Les affinités électives d’Elisabet Chabuel (Beckett, Duras, Celan, Pasolini, Georgia O Keeffe, Etel Adnan, Pina Bausch, etc.) permettent de comprendre la force de sa recherche littéraire. Elle creuse des mystères, éclaire certaines folies en des textes portés par une sourde douleur et un ébahissement devant ce qu’elle peut engendrer.
Nourrie de légendes balkaniques ou des grandes peurs de la montagne, la créatrice souligne la cruauté de nature érotique face à un « ordre » où, derrière la raison, surgissent des forces aberrantes et souterraines, tragiques et hélas ! obstinées, monstrueuses. Il existe dans une telle œuvre une frénésie et une violence mais elle est toujours contrôlée, condensée afin de devenir plus prégnante et poétique où « le désir s’épanouit comme un chagrin / A travers la tissure de son voile ».
De l’auteure : La légende de la belle Justine, Editions l’Imprévue, 2018, 61 p. — 15,00 €.
Entretien :
Qu’est-ce qui vous fait lever le matin ?
L’odeur du café.
Que sont devenus vos rêves d’enfant ?
Beaucoup sont partis en fumée. Quelques-uns restent à réaliser…

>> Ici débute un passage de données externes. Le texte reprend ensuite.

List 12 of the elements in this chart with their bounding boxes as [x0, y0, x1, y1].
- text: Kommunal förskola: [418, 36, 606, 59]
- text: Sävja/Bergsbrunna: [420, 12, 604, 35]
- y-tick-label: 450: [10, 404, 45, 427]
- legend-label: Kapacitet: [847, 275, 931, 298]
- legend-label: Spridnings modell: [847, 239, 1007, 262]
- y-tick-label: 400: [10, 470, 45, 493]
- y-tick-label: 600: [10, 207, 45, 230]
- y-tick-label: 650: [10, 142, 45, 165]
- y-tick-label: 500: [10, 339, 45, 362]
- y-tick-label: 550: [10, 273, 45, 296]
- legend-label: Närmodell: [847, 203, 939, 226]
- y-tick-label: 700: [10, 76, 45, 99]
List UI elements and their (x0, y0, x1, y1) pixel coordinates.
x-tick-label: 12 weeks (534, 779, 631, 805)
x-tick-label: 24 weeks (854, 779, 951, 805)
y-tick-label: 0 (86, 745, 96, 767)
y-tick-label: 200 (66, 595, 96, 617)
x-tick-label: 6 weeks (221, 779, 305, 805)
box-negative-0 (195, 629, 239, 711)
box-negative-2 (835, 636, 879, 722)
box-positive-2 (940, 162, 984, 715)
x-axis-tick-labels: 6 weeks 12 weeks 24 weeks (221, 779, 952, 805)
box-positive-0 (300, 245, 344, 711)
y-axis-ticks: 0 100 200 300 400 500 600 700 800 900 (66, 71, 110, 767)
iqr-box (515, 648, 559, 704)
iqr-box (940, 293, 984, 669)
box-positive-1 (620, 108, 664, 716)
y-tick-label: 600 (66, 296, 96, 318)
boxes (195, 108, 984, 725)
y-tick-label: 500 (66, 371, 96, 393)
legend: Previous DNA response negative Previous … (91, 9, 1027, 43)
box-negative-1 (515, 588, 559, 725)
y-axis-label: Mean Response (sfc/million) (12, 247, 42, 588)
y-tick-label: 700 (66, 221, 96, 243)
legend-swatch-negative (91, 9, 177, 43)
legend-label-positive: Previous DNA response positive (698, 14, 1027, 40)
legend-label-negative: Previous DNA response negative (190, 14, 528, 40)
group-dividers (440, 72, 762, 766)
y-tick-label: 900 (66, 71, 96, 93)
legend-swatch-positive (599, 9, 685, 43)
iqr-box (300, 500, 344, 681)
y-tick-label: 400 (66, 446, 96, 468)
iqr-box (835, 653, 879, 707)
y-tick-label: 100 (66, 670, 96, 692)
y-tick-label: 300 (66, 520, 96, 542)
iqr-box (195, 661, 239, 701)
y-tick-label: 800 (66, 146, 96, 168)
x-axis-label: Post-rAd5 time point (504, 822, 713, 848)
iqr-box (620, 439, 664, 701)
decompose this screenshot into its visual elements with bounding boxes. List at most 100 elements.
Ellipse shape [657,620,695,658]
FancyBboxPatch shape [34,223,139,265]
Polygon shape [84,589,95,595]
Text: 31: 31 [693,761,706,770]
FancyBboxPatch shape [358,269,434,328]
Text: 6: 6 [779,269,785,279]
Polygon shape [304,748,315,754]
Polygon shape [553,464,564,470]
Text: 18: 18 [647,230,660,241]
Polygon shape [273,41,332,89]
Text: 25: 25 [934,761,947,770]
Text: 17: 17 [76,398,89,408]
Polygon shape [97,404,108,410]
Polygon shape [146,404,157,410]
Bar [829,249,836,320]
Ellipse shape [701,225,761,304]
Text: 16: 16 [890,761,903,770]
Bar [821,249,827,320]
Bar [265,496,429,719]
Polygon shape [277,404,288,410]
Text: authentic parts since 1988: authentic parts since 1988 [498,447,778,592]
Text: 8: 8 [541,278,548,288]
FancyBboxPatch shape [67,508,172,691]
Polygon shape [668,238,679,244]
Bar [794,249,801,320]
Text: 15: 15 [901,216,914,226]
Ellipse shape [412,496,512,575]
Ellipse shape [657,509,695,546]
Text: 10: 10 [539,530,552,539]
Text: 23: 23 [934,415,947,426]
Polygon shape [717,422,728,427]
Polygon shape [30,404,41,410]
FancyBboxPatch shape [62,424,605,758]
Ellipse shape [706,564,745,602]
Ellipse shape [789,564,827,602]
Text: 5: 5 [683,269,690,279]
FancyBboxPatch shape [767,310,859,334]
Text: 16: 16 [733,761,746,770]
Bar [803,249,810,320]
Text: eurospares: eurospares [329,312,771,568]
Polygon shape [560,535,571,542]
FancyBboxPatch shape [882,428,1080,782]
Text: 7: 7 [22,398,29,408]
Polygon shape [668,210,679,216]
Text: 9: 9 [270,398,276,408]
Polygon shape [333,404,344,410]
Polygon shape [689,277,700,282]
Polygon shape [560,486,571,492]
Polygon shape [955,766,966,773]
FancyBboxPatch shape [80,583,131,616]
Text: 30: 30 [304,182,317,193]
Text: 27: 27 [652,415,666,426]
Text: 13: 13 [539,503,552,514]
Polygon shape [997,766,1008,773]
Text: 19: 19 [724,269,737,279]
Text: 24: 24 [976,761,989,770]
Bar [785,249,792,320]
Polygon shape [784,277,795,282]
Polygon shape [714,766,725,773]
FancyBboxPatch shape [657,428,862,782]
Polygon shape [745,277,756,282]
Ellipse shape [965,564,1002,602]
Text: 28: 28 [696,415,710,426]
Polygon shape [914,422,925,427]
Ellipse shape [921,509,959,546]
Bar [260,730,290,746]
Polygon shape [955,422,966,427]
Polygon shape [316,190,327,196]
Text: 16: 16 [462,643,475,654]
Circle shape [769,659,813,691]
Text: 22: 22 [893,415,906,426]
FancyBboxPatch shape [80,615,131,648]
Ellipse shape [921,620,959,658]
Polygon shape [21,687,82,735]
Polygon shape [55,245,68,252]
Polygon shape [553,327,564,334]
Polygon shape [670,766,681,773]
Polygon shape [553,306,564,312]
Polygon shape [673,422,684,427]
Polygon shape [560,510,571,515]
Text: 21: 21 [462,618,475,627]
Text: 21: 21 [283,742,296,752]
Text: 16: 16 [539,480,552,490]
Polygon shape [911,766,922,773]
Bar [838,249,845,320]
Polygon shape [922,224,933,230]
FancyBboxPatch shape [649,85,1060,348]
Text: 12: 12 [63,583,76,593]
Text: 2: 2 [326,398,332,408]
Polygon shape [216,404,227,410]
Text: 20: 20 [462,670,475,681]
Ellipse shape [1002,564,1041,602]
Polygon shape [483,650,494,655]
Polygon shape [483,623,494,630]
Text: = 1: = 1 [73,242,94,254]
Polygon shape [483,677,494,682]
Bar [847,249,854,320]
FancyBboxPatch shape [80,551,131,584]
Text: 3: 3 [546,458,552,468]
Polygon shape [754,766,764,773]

A quoi avez-vous renoncé ?
À devenir vétérinaire ou à sauter en parachute.
D’où venez-vous ?
Du Vercors et des Balkans.
Qu’avez-vous reçu en dot ?
Des histoires.
Un petit plaisir — quotidien ou non ?
Aller au café et écouter les gens.
Qu’est-ce qui vous distingue des autres artistes?
Le doute peut-être.
Comment définiriez-vous votre approche des “légendes” ?
En permettant d’allier magie et réel sans a priori, le registre de « la légende » me donne la possibilité de parler de la violence du monde, de façon imagée, sans la dire tout à fait tout en la disant crûment.
Certaines légendes sont tellement ancrées dans ma mémoire qu’elles font partie de ma propre expérience.
Quelle est la première image qui vous interpella ?
Les deux pieds de Jésus cloués avec un seul clou.
Et votre première lecture ?
« Jane Eyre ».
Quelles musiques écoutez-vous ?
Le boléro de Ravel, The Köln concert, Ibrahim Maalouf, Le Trio Joubran…
Quel est le livre que vous aimez relire ?
« Cap au pire » de Beckett.
Quel film vous fait pleurer ?
« L’Éternité » et « Un jour » de Théo Angélopoulos.
Quand vous vous regardez dans un miroir qui voyez-vous ?
Je vois le temps : simultanément le visage de ma grand-mère et de mes tantes, celui de ma mère, le mien, celui de ma sœur, et celui de mes filles.
A qui n’avez-vous jamais osé écrire ?
À Christiane Taubira.
Quel(le) ville ou lieu a pour vous valeur de mythe ?
Berlin.
Quels sont les artistes et écrivains dont vous vous sentez le plus proche ?
Beckett, Duras, Celan, Pasolini, Sebald, Paul Klee, Chagall, Georgia O Keeffe, Alejandra Pizarnik, Etel Adnan, Pina Bausch, Mathieu Riboulet, Yannick Haenel, …
Qu’aimeriez-vous recevoir pour votre anniversaire ?
Un bouquet de fleurs.
Que défendez-vous ?
L’espoir, la liberté individuelle, l’égalité des chances.
Que vous inspire la phrase de Lacan : “L’Amour c’est donner quelque chose qu’on n’a pas à quelqu’un qui n’en veut pas”?
Cette phrase ne me parle pas beaucoup.
Pour m„i l’amour c’est quelque chose qui peut tout changer d’un coup, le regard qu’on porte sur l’autre, sur soi-même, sur les choses, sur les autres et sur le monde. Tout d’un coup, on s’éveille et tout devient possible…
Que pensez-vous de celle de W. Allen : “La réponse est oui mais quelle était la question ?“
J’aime bien cette phrase. Elle sous-entend une confiance absolue dans celui qui pose la question.
Quelle question ai-je oublié de vous poser ?
Peut-être une question sur la mort…
Ou plutôt sur l’avenir lointain, la survie ou la transmission…
Entretien et présentation réalisés par jean-paul gavard-perret pour lelitteraire.com, le 26 février 2018.